Listeria monocytogenes is a facultative intracellular pathogen that provides an extremely amenable model for basic studies on host-pathogen interactions. Importantly, L. monocytogenes is also a clinically relevant food-borne pathogen that causes a high rate of mortality in pregnant women and the immunocompromised. A primary determinant of L. monocytogenes pathogenesis and a target of the host's immune response is Listeriolysin O (LLO). LLO is a member of a large family of pore-forming cytolysins that is largely responsible for mediating escape of L. monocytogenes from a phagosome and for virulence;LLO-minus mutants are 5-logs less virulent in animal models of infection. LLO activity is a double-edged sword as its activity must be restricted to an acidic phagosome or the host cell will die due to LLO-mediated cell death (referred to as compartmentalization).

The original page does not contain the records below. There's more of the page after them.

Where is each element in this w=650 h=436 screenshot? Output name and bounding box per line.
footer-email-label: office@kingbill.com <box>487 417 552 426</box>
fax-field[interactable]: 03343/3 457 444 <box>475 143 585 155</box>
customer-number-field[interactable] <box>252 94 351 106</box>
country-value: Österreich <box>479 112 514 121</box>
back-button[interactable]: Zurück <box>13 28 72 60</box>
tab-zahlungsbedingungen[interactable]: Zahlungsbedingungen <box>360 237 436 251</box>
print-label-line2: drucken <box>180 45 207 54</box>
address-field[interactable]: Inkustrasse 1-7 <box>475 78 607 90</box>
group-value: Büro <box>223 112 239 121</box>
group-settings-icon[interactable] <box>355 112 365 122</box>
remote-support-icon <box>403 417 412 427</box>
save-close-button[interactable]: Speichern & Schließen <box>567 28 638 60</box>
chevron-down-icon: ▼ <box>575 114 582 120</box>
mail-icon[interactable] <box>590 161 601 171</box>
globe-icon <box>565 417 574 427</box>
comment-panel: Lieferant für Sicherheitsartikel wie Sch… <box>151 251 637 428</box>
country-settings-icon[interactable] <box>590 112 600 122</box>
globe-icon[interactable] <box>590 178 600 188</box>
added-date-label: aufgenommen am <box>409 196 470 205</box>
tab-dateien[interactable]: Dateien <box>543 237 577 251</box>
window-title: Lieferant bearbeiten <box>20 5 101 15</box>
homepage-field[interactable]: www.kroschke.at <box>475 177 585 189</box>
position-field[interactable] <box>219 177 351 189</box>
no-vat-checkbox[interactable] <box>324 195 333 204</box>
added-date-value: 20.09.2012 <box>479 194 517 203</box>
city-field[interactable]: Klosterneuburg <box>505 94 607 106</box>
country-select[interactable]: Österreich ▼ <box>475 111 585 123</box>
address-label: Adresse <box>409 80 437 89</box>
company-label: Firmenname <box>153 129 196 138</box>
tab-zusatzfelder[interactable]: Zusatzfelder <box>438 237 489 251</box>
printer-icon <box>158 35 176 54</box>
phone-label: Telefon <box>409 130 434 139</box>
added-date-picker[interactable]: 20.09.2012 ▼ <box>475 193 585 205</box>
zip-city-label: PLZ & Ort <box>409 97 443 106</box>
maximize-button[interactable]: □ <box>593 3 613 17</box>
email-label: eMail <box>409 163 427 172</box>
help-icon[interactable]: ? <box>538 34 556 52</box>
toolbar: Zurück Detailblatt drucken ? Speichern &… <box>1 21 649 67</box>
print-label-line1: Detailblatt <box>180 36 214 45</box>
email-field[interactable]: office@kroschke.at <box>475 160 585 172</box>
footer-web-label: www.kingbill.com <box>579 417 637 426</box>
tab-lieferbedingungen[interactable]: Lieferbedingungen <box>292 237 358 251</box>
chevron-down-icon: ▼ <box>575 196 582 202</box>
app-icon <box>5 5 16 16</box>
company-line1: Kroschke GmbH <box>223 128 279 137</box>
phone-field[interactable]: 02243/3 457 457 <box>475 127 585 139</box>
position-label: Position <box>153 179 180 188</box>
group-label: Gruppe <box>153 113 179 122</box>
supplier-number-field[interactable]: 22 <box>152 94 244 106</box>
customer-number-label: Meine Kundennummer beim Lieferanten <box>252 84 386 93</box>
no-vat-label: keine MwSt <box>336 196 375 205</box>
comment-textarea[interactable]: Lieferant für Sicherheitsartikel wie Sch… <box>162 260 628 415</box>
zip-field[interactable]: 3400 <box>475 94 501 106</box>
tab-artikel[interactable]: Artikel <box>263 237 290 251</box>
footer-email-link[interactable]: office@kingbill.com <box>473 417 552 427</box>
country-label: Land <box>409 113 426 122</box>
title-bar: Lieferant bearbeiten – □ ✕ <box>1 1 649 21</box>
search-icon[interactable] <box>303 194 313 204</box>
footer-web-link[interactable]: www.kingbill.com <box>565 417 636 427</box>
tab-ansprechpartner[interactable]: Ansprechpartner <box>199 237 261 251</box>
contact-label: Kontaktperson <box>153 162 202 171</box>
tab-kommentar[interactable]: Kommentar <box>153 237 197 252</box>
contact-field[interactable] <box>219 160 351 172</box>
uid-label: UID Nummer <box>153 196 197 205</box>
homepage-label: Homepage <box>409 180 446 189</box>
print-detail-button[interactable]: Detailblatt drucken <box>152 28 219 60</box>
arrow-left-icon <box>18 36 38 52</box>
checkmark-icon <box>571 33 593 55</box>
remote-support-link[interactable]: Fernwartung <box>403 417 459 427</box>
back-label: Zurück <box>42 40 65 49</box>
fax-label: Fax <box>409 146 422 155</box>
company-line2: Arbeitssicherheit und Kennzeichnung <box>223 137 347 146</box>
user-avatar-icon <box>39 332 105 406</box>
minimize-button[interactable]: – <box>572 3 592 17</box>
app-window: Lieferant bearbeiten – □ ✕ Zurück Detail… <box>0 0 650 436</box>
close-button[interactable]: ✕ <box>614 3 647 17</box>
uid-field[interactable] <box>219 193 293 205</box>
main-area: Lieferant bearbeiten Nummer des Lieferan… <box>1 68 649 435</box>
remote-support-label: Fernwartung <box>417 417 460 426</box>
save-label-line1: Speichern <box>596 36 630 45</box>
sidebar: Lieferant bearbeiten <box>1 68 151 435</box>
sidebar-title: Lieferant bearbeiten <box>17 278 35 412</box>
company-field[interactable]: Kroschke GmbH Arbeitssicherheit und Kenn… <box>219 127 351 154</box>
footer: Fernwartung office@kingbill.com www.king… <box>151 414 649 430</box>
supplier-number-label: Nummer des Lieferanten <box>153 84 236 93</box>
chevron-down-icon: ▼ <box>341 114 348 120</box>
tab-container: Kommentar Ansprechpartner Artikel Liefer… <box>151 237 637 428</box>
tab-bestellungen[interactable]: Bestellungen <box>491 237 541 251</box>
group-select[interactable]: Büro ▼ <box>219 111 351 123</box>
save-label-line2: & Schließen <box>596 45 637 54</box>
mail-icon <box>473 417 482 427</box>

In Aim I of this proposal the molecular determinants mediating compartmentalization will be determined by using a combination of mutagenesis, cell biology and biochemistry. LLO mutants will be characterized with respect to phosphorylation, ubiquitylation, proteolysis, half-life, and aggregation.
In Aim II, the role played by autophagy will be examined with respect to escape from a phagosome and the fate of LLO secreted into the host cytosol. Macrophages that are defective for autophagy will provide an excellent system with which to examine these questions.
In Aim III, a newly developed, mariner-based, transposon mutagenesis system will be used to identify the role played by gene-products, other than LLO, on LLO expression, synthesis, secretion and toxicity. These studies should identify the hypothetical host protein(s) that interact with LLO and LLO mRNA to prevent toxicity, and open up new areas of investigations pertaining to LLO expression, synthesis, secretion and toxicity. Lastly, the role of post-translational modifications and autophagy will be examined with respect to the presentation of LLO epitopes in both the MHC Class I and Class II pathways of antigen processing and presentation. Novel in vivo assays will be used to select LLO mutants that are not recognized by the host's acquired immunity, thereby providing basic information on properties of foreign proteins that leads to immunogenicity.
Diseases caused by intracellular pathogens, for example, tuberculosis, AIDS and Malaria, remain one of the largest challenges facing the international biomedical community. The proposed studies on Listeria monocytogenes will provide insight into the molecular biology, cell biology and immunology relevant to the treatment and prevention of diseases caused by intracellular pathogens.